We have to understand the culture of the time.  Poor people could sell themselves or their kids into slavery for financial reasons.  Was this a double standard with the men leaving in seven years but not the women?  No. This was a completely different situation.  It was for purposes of marriage, not labor.  The master in this case was not just getting a slave; he was getting a wife (either for himself or for his son).  That explains why she does not leave in six years.  Marriage is for life.

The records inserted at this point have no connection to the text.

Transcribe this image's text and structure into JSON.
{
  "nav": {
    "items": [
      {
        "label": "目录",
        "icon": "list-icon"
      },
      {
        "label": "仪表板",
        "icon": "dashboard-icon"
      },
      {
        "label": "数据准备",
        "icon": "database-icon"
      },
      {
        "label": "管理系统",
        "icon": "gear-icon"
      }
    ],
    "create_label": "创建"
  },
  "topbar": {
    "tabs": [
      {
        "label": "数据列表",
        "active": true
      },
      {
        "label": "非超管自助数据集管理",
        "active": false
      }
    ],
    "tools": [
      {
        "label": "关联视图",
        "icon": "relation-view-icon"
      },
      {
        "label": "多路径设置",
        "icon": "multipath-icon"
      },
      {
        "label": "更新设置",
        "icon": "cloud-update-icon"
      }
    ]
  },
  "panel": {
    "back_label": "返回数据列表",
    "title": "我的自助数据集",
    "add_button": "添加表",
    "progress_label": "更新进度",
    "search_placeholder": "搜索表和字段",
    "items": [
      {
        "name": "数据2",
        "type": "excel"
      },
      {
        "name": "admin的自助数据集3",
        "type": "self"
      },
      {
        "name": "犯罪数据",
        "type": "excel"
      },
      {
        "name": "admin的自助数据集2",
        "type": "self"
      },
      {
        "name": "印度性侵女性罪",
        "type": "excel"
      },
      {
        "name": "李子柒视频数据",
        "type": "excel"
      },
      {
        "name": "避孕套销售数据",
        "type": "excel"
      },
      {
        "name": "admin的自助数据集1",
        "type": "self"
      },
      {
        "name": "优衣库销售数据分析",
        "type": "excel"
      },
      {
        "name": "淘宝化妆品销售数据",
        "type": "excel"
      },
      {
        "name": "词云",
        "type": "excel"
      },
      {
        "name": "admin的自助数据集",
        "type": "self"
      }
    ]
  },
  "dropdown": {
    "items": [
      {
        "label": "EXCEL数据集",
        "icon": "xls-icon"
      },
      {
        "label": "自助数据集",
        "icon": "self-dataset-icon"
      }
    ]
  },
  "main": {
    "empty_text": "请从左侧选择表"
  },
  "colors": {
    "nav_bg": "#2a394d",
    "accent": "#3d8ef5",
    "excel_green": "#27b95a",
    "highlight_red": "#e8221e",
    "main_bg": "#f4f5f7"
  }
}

This is not a father selling his daughter as a sex slave, like the critics say.  Here, a father is selling his daughter as a bride.  It is most likely a poor man who is giving his daughter a better life.  She went in as a slave but if she married his son, she earned the rights of a daughter.  She was given rights and protections which were unheard of in the ancient world.  She had three legal protections and if she was not given these protections, she was to be free.

If she does not please the master who has selected her for himself, he must let her be redeemed. He has no right to sell her to foreigners, because he has broken faith with her. 9 If he selects her for his son, he must grant her the rights of a daughter. 10 If he marries another woman, he must not deprive the first one of her food, clothing and marital rights. 11 If he does not provide her with these three things, she is to go free, without any payment of money. (21:8-11 NIV)

2) A slave could choose to be a slave forever

 If he comes alone, he is to go free alone; but if he has a wife when he comes, she is to go with him.4 If his master gives him a wife and she bears him sons or daughters, the woman and her children shall belong to her master, and only the man shall go free.

5 “But if the servant declares, ‘I love my master and my wife and children and do not want to go free,’ 6 then his master must take him before the judges. He shall take him to the door or the doorpost and pierce his ear with an awl. Then he will be his servant for life. (21:3-6 NIV)

Now this is very interesting.  If a slave came in single, he goes out single.  If he came in married, he would go out married at the end of the six years.  If he was given a wife while he was a slave, when his term was up, he went out alone.  That protected the slave master.  His wife and kids could come out when their term was up but there was another option available.

He could choose to stay as a slave, instead of being set free. Most slaves would choose freedom but some chose slavery, if they had a chance to be with their family and if they had a good master.  It meant economic security for them.

In order to do this the servant had to do two things.  He had to say, ‘I love my master and my wife and children and do not want to go free.”  He also had to be willing to have a hole put in his ear for an earring.  It was a way to publicly affirm his decision to the world.

What is that a picture of?  Christians are also slaves, not slaves to sin but slaves to Christ. He Apostle Paul began his letter to Romans saying, “Paul, a servant of Christ Jesus, called to be an apostle and set apart for the gospel of God” (1:1).  We are not forced to serve Christ.  We chose to do so.  He is our Master.  We do whatever He says and we publicly identify with him in baptism when we tell the world that we are followers of Christ.  We are not ashamed let others know about our decision to follow Jesus.

[1] The reason for this command is not necessarily that people in antiquity did not wear underwear, as many claim.  Many people in the ancient world wore a loin cloth, which was a form of underwear.  It is even mentioned in the OT in Job 12:18 (ezor).  The Greek word περί ζωμα is not used in the NT but is used in the LXX (Genesis 3:7; Ruth 8:15; Proverbs 31:24; Jeremiah 13:1, 2, 4, 6, 7, 10, 11). The principle would be the same whether the priests wore or didn’t wear underwear.